I have begged and pleaded for her to have me back but now the shock has worn off i know this wont happen. 

i know we can end up as friends and this is what i want for the sake of our children but the hurt i have will remain for a while. i know it will pass in time but i cannot see past today at the moment.

I'm not going to slag her off on here and call her names, i have to accept this is it but it hurts!

A x


----------



## MisterRitter (Sep 1, 2012)

Sorry to hear you are going through this. I know how much it can hurt.

I have a similar story but with its own issues, with a key difference being my separation started in august. For me, time has made it better because I have done a lot of work trying to figure out what happened. They say time heals all wounds, but I don't think that is necessarily true. It can be true but might not happen without thought and reflection.

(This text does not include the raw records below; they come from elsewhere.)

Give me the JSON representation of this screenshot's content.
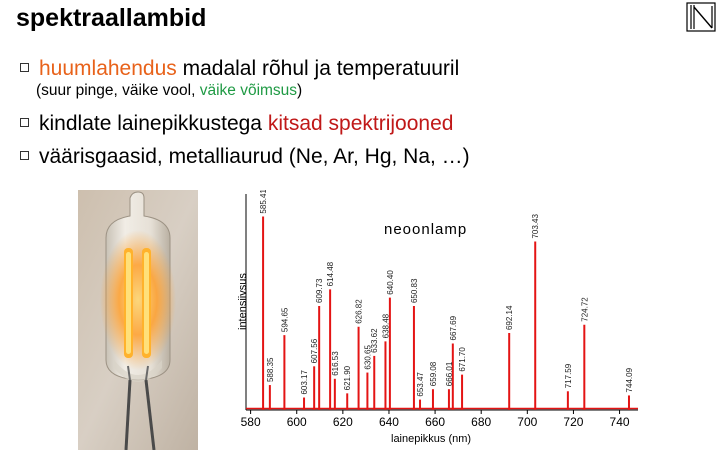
{
  "slide": {
    "title": "spektraallambid",
    "bullet1": {
      "highlight": "huumlahendus",
      "rest": " madalal rõhul ja temperatuuril"
    },
    "sub": {
      "prefix": "(suur pinge, väike vool, ",
      "highlight": "väike võimsus",
      "suffix": ")"
    },
    "bullet2": {
      "prefix": "kindlate lainepikkustega ",
      "highlight": "kitsad spektrijooned"
    },
    "bullet3": {
      "text": "väärisgaasid, metalliaurud (Ne, Ar, Hg, Na, …)"
    },
    "colors": {
      "orange_highlight": "#e8621a",
      "red_highlight": "#c01818",
      "green_highlight": "#1f9a44",
      "spectrum_line": "#e41414"
    },
    "icons": {
      "nav": "end-of-show-icon",
      "bullet": "hollow-square-bullet-icon"
    }
  },
  "chart_data": {
    "type": "line",
    "title": "neoonlamp",
    "xlabel": "lainepikkus (nm)",
    "ylabel": "intensiivsus",
    "xlim": [
      578,
      748
    ],
    "xticks": [
      580,
      600,
      620,
      640,
      660,
      680,
      700,
      720,
      740
    ],
    "grid": false,
    "series": [
      {
        "peaks": [
          {
            "wl": 585.41,
            "h": 0.93
          },
          {
            "wl": 588.35,
            "h": 0.12
          },
          {
            "wl": 594.65,
            "h": 0.36
          },
          {
            "wl": 603.17,
            "h": 0.06
          },
          {
            "wl": 607.56,
            "h": 0.21
          },
          {
            "wl": 609.73,
            "h": 0.5
          },
          {
            "wl": 614.48,
            "h": 0.58
          },
          {
            "wl": 616.53,
            "h": 0.15
          },
          {
            "wl": 621.9,
            "h": 0.08
          },
          {
            "wl": 626.82,
            "h": 0.4
          },
          {
            "wl": 630.65,
            "h": 0.18
          },
          {
            "wl": 633.62,
            "h": 0.26
          },
          {
            "wl": 638.48,
            "h": 0.33
          },
          {
            "wl": 640.4,
            "h": 0.54
          },
          {
            "wl": 650.83,
            "h": 0.5
          },
          {
            "wl": 653.47,
            "h": 0.05
          },
          {
            "wl": 659.08,
            "h": 0.1
          },
          {
            "wl": 666.01,
            "h": 0.1
          },
          {
            "wl": 667.69,
            "h": 0.32
          },
          {
            "wl": 671.7,
            "h": 0.17
          },
          {
            "wl": 692.14,
            "h": 0.37
          },
          {
            "wl": 703.43,
            "h": 0.81
          },
          {
            "wl": 717.59,
            "h": 0.09
          },
          {
            "wl": 724.72,
            "h": 0.41
          },
          {
            "wl": 744.09,
            "h": 0.07
          }
        ]
      }
    ],
    "peak_labels": [
      "585.41",
      "588.35",
      "594.65",
      "603.17",
      "607.56",
      "609.73",
      "614.48",
      "616.53",
      "621.90",
      "626.82",
      "630.65",
      "633.62",
      "638.48",
      "640.40",
      "650.83",
      "653.47",
      "659.08",
      "666.01",
      "667.69",
      "671.70",
      "692.14",
      "703.43",
      "717.59",
      "724.72",
      "744.09"
    ]
  }
}
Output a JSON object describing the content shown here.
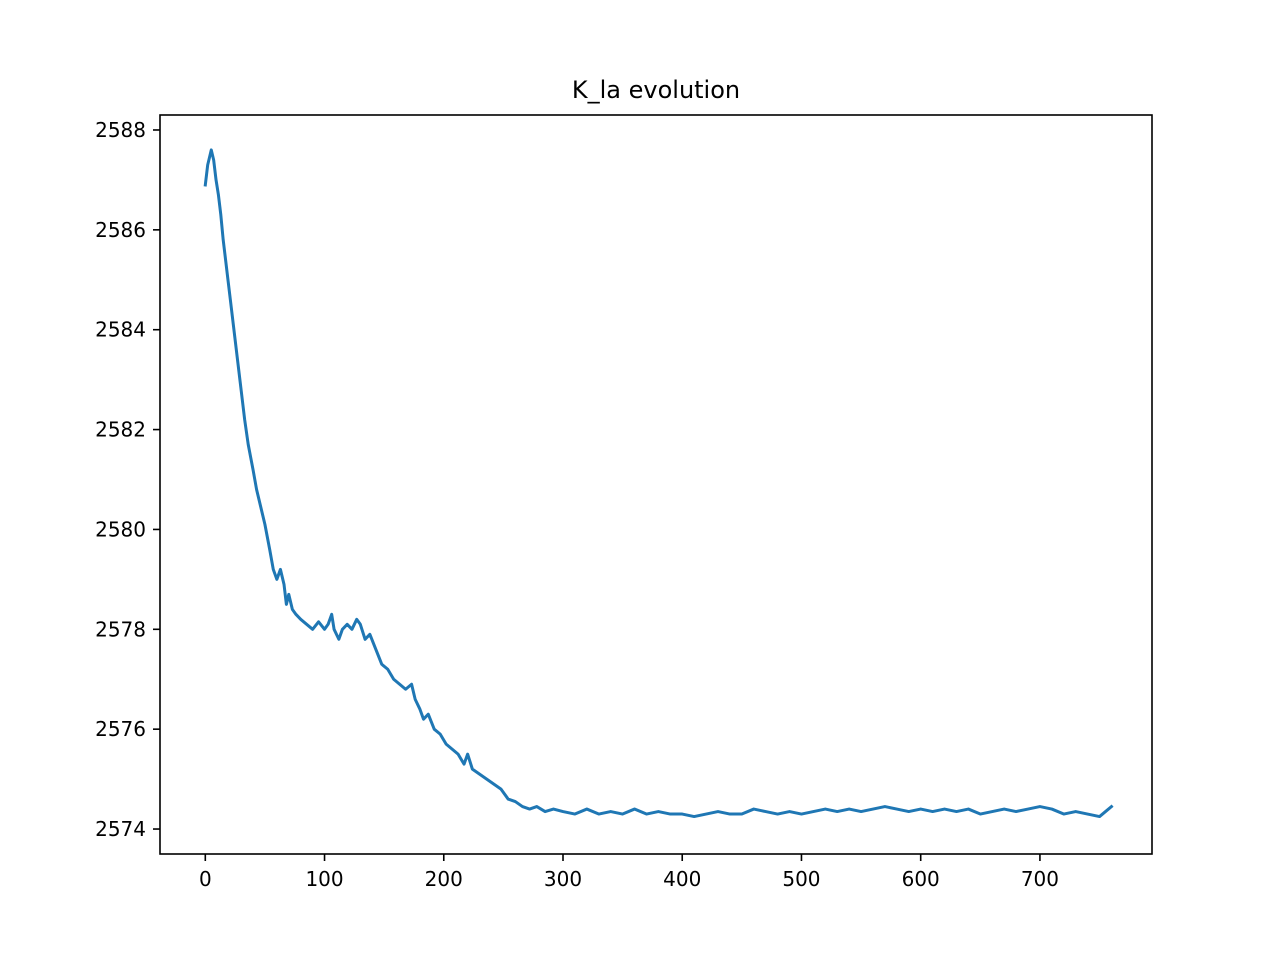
{
  "chart_data": {
    "type": "line",
    "title": "K_la evolution",
    "xlabel": "",
    "ylabel": "",
    "xlim": [
      -38,
      794
    ],
    "ylim": [
      2573.5,
      2588.3
    ],
    "xticks": [
      0,
      100,
      200,
      300,
      400,
      500,
      600,
      700
    ],
    "yticks": [
      2574,
      2576,
      2578,
      2580,
      2582,
      2584,
      2586,
      2588
    ],
    "xtick_labels": [
      "0",
      "100",
      "200",
      "300",
      "400",
      "500",
      "600",
      "700"
    ],
    "ytick_labels": [
      "2574",
      "2576",
      "2578",
      "2580",
      "2582",
      "2584",
      "2586",
      "2588"
    ],
    "grid": false,
    "series": [
      {
        "name": "K_la",
        "color": "#1f77b4",
        "x": [
          0,
          2,
          4,
          5,
          7,
          9,
          11,
          13,
          15,
          17,
          19,
          21,
          24,
          27,
          30,
          33,
          36,
          40,
          43,
          47,
          50,
          54,
          57,
          60,
          63,
          66,
          68,
          70,
          73,
          76,
          80,
          85,
          90,
          95,
          100,
          103,
          106,
          108,
          112,
          115,
          119,
          123,
          127,
          130,
          134,
          138,
          143,
          148,
          153,
          158,
          163,
          168,
          173,
          176,
          180,
          183,
          187,
          192,
          197,
          202,
          207,
          212,
          217,
          220,
          224,
          230,
          236,
          242,
          248,
          254,
          260,
          266,
          272,
          278,
          285,
          292,
          300,
          310,
          320,
          330,
          340,
          350,
          360,
          370,
          380,
          390,
          400,
          410,
          420,
          430,
          440,
          450,
          460,
          470,
          480,
          490,
          500,
          510,
          520,
          530,
          540,
          550,
          560,
          570,
          580,
          590,
          600,
          610,
          620,
          630,
          640,
          650,
          660,
          670,
          680,
          690,
          700,
          710,
          720,
          730,
          740,
          750,
          755,
          760
        ],
        "y": [
          2586.9,
          2587.3,
          2587.5,
          2587.6,
          2587.4,
          2587.0,
          2586.7,
          2586.3,
          2585.8,
          2585.4,
          2585.0,
          2584.6,
          2584.0,
          2583.4,
          2582.8,
          2582.2,
          2581.7,
          2581.2,
          2580.8,
          2580.4,
          2580.1,
          2579.6,
          2579.2,
          2579.0,
          2579.2,
          2578.9,
          2578.5,
          2578.7,
          2578.4,
          2578.3,
          2578.2,
          2578.1,
          2578.0,
          2578.15,
          2578.0,
          2578.1,
          2578.3,
          2578.0,
          2577.8,
          2578.0,
          2578.1,
          2578.0,
          2578.2,
          2578.1,
          2577.8,
          2577.9,
          2577.6,
          2577.3,
          2577.2,
          2577.0,
          2576.9,
          2576.8,
          2576.9,
          2576.6,
          2576.4,
          2576.2,
          2576.3,
          2576.0,
          2575.9,
          2575.7,
          2575.6,
          2575.5,
          2575.3,
          2575.5,
          2575.2,
          2575.1,
          2575.0,
          2574.9,
          2574.8,
          2574.6,
          2574.55,
          2574.45,
          2574.4,
          2574.45,
          2574.35,
          2574.4,
          2574.35,
          2574.3,
          2574.4,
          2574.3,
          2574.35,
          2574.3,
          2574.4,
          2574.3,
          2574.35,
          2574.3,
          2574.3,
          2574.25,
          2574.3,
          2574.35,
          2574.3,
          2574.3,
          2574.4,
          2574.35,
          2574.3,
          2574.35,
          2574.3,
          2574.35,
          2574.4,
          2574.35,
          2574.4,
          2574.35,
          2574.4,
          2574.45,
          2574.4,
          2574.35,
          2574.4,
          2574.35,
          2574.4,
          2574.35,
          2574.4,
          2574.3,
          2574.35,
          2574.4,
          2574.35,
          2574.4,
          2574.45,
          2574.4,
          2574.3,
          2574.35,
          2574.3,
          2574.25,
          2574.35,
          2574.45
        ]
      }
    ]
  }
}
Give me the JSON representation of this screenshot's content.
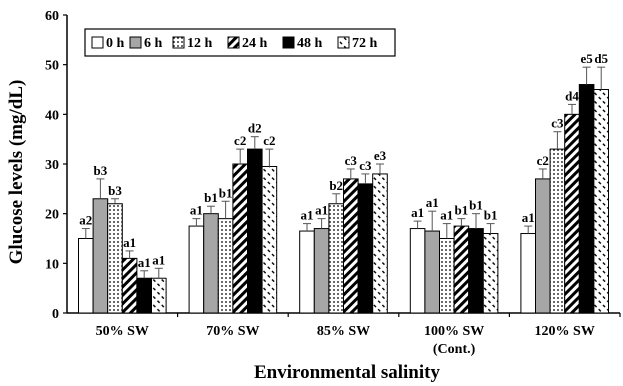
{
  "chart_data": {
    "type": "bar",
    "title": "",
    "xlabel": "Environmental salinity",
    "ylabel": "Glucose levels (mg/dL)",
    "ylim": [
      0,
      60
    ],
    "yticks": [
      "0",
      "10",
      "20",
      "30",
      "40",
      "50",
      "60"
    ],
    "grid": false,
    "legend_position": "top-left",
    "categories": [
      {
        "line1": "50% SW",
        "line2": ""
      },
      {
        "line1": "70% SW",
        "line2": ""
      },
      {
        "line1": "85% SW",
        "line2": ""
      },
      {
        "line1": "100% SW",
        "line2": "(Cont.)"
      },
      {
        "line1": "120% SW",
        "line2": ""
      }
    ],
    "series": [
      {
        "name": "0 h",
        "pattern": "white",
        "values": [
          15,
          17.5,
          16.5,
          17,
          16
        ],
        "errors": [
          2,
          1.5,
          1.5,
          1.5,
          1.5
        ],
        "labels": [
          "a2",
          "a1",
          "a1",
          "a1",
          "a1"
        ]
      },
      {
        "name": "6 h",
        "pattern": "gray",
        "values": [
          23,
          20,
          17,
          16.5,
          27
        ],
        "errors": [
          4,
          1.5,
          2,
          4,
          2
        ],
        "labels": [
          "b3",
          "b1",
          "a1",
          "a1",
          "c2"
        ]
      },
      {
        "name": "12 h",
        "pattern": "dots",
        "values": [
          22,
          19,
          22,
          15,
          33
        ],
        "errors": [
          1,
          3.5,
          2,
          3,
          3.5
        ],
        "labels": [
          "b3",
          "b1",
          "b2",
          "a1",
          "c3"
        ]
      },
      {
        "name": "24 h",
        "pattern": "diagonal",
        "values": [
          11,
          30,
          27,
          17.5,
          40
        ],
        "errors": [
          1.5,
          3,
          2,
          1.5,
          2
        ],
        "labels": [
          "a1",
          "c2",
          "c3",
          "b1",
          "d4"
        ]
      },
      {
        "name": "48 h",
        "pattern": "black",
        "values": [
          7,
          33,
          26,
          17,
          46
        ],
        "errors": [
          1.5,
          2.5,
          2,
          3,
          3.5
        ],
        "labels": [
          "a1",
          "d2",
          "c3",
          "b1",
          "e5"
        ]
      },
      {
        "name": "72 h",
        "pattern": "dashes",
        "values": [
          7,
          29.5,
          28,
          16,
          45
        ],
        "errors": [
          2,
          3.5,
          2,
          2,
          4.5
        ],
        "labels": [
          "a1",
          "c2",
          "e3",
          "b1",
          "d5"
        ]
      }
    ]
  }
}
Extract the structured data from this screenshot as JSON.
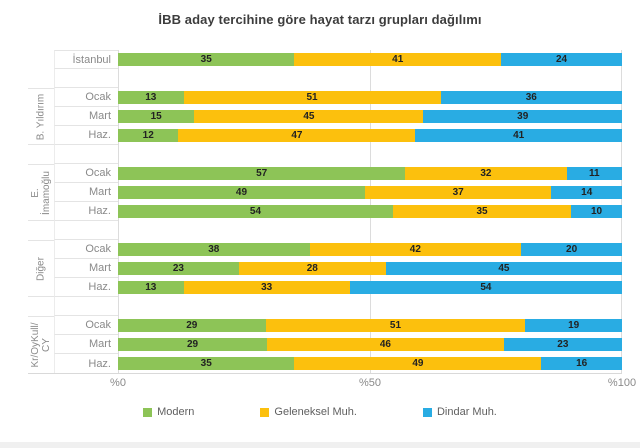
{
  "title": "İBB aday tercihine göre hayat tarzı grupları dağılımı",
  "x_axis": {
    "ticks": [
      "%0",
      "%50",
      "%100"
    ]
  },
  "legend": [
    {
      "label": "Modern",
      "color": "#8dc457"
    },
    {
      "label": "Geleneksel Muh.",
      "color": "#fcc00d"
    },
    {
      "label": "Dindar Muh.",
      "color": "#29ace3"
    }
  ],
  "chart_data": {
    "type": "bar",
    "orientation": "horizontal",
    "stacked": true,
    "percent_stacked": true,
    "title": "İBB aday tercihine göre hayat tarzı grupları dağılımı",
    "series_names": [
      "Modern",
      "Geleneksel Muh.",
      "Dindar Muh."
    ],
    "series_colors": [
      "#8dc457",
      "#fcc00d",
      "#29ace3"
    ],
    "x_ticks": [
      "%0",
      "%50",
      "%100"
    ],
    "xlim": [
      0,
      100
    ],
    "legend_position": "bottom",
    "grid": "vertical",
    "groups": [
      {
        "label": "",
        "rows": [
          {
            "label": "İstanbul",
            "values": [
              35,
              41,
              24
            ]
          }
        ]
      },
      {
        "label": "B. Yıldırım",
        "rows": [
          {
            "label": "Ocak",
            "values": [
              13,
              51,
              36
            ]
          },
          {
            "label": "Mart",
            "values": [
              15,
              45,
              39
            ]
          },
          {
            "label": "Haz.",
            "values": [
              12,
              47,
              41
            ]
          }
        ]
      },
      {
        "label": "E. İmamoğlu",
        "rows": [
          {
            "label": "Ocak",
            "values": [
              57,
              32,
              11
            ]
          },
          {
            "label": "Mart",
            "values": [
              49,
              37,
              14
            ]
          },
          {
            "label": "Haz.",
            "values": [
              54,
              35,
              10
            ]
          }
        ]
      },
      {
        "label": "Diğer",
        "rows": [
          {
            "label": "Ocak",
            "values": [
              38,
              42,
              20
            ]
          },
          {
            "label": "Mart",
            "values": [
              23,
              28,
              45
            ]
          },
          {
            "label": "Haz.",
            "values": [
              13,
              33,
              54
            ]
          }
        ]
      },
      {
        "label": "Kr/OyKull/ CY",
        "rows": [
          {
            "label": "Ocak",
            "values": [
              29,
              51,
              19
            ]
          },
          {
            "label": "Mart",
            "values": [
              29,
              46,
              23
            ]
          },
          {
            "label": "Haz.",
            "values": [
              35,
              49,
              16
            ]
          }
        ]
      }
    ]
  }
}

Good luck to you, I hope it gets better.


----------



## DDGresham1 (Dec 15, 2012)

I have gone through something very similar, especially where the "connection" in the bedroom is concerned. I was taught to look at women as objects and not as people and though I loved my wife, in the bedroom, I didn't show it very often. I am really too old to start a family and not certain that I would want to. I also agree that a person may not ever "get over it." I will try and use the understanding that I have now to live life as a better person. My wife wants to remain friends and I am probably lucky to have that. I think the key is to come to grips with reality and move on. I will keep in touch with her though as I care about her and neither of us has that many close friends.


----------